Transforming the IMA into an immersive baroque-grunge stage, Williams will present live performances in the gallery amidst video of her opera’s original staging at the 20th Biennale of Sydney in 2016, edited in her signature psychedelic style, with a soundtrack by the Sydney Chamber Opera.
Williams’s reimagining of Victory over the Sun recasts the opera with diverse bodies and reinterprets the volumetric costume designs originally sketched by Kazimir Malevich. Victory over the Sun, which premiered in St Petersburg in 1913, depicts a revolutionary overthrow of the sun, with characters capturing the star and trapping it in a black box, in order to reimagine civilisation. The opera, written in Zaum, an anti-language created by the Russian Futurists, is a non-linear exploration of a restructured world.
Performances will begin at 6.30pm and re-set at 7.30pm.

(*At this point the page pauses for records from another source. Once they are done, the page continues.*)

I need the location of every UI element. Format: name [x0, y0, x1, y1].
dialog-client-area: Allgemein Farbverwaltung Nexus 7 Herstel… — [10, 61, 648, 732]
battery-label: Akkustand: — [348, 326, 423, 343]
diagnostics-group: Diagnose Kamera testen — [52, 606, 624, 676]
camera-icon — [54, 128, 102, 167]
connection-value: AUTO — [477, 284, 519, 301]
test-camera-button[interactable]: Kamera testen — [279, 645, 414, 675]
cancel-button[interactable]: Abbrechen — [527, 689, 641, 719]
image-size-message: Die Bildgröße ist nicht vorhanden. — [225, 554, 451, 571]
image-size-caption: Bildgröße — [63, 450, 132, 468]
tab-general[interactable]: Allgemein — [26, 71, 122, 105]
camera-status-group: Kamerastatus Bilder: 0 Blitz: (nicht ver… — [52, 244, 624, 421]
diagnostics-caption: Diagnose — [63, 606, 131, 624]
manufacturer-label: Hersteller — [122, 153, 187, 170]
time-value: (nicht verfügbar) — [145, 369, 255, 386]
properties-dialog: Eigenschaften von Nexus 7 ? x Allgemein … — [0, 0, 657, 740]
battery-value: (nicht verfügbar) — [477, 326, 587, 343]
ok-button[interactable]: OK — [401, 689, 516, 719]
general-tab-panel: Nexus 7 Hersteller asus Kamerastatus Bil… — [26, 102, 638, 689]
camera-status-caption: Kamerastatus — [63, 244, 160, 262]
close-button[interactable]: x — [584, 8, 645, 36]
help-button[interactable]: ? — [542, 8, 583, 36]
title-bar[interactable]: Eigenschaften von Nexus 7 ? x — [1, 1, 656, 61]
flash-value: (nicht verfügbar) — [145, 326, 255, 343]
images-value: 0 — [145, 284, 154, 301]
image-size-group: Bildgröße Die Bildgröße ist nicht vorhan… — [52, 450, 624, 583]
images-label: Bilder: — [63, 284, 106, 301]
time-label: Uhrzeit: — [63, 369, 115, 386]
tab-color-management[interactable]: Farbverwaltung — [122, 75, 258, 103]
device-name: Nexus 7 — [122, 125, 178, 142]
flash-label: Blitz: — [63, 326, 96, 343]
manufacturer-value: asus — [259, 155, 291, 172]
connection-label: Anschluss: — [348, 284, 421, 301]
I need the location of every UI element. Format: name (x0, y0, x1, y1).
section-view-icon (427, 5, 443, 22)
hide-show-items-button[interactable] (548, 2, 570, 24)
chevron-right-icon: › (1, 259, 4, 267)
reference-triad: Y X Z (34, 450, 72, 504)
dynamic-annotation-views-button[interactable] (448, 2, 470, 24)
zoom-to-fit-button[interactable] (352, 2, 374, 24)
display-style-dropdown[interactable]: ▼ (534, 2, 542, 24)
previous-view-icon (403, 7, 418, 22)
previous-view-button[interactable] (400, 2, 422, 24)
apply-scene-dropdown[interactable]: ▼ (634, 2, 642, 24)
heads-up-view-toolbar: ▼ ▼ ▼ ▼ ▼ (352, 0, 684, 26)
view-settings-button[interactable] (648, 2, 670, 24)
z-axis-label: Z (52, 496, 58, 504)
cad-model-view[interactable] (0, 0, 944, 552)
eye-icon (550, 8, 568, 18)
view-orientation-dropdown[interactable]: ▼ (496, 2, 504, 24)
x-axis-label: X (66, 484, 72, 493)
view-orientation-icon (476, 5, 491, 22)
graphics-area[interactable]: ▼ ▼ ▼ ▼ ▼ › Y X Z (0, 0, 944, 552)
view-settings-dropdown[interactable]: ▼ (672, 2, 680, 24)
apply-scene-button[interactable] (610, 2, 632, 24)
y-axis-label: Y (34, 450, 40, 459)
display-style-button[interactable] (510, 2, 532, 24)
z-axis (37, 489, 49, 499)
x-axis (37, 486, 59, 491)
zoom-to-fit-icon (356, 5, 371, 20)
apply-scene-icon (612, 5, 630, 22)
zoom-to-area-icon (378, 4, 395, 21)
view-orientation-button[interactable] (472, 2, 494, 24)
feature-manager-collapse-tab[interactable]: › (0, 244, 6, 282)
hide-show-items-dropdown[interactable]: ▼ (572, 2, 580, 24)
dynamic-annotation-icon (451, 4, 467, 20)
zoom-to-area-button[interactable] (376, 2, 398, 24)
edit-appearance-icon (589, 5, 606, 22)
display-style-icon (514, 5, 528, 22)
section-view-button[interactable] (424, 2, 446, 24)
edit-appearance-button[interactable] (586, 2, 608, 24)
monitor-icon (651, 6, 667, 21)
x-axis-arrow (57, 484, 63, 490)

Williams has been making and exhibiting work since the 1990s; an energetic amalgamation of video, photography, sculpture and performance. In the spirit of Dada and the radicalism of the 20th century avantgarde, Williams utilises collage and the absurd to splice ostensibly disparate contexts, forging new trans-historical and cross-cultural hyperrealities that aim to bridge the threshold between the corporeal and spiritual. Incorporating a range of found and recycled materials, Williams creates elaborate costumes and environments in which she executes delirious actions that invoke the spirits of past art movements conflated with cryptic allusions to more personal narratives. The documentation of these shamanistic performances—in which figure and ground become one—are then further collaged in post-production and screened within complex installations; high-energy environments that the audience experiences as an immersive cacophony of performance, sculpture, video and sound. Williams often collaborates with performers in her adaptations of historical and mythological narratives.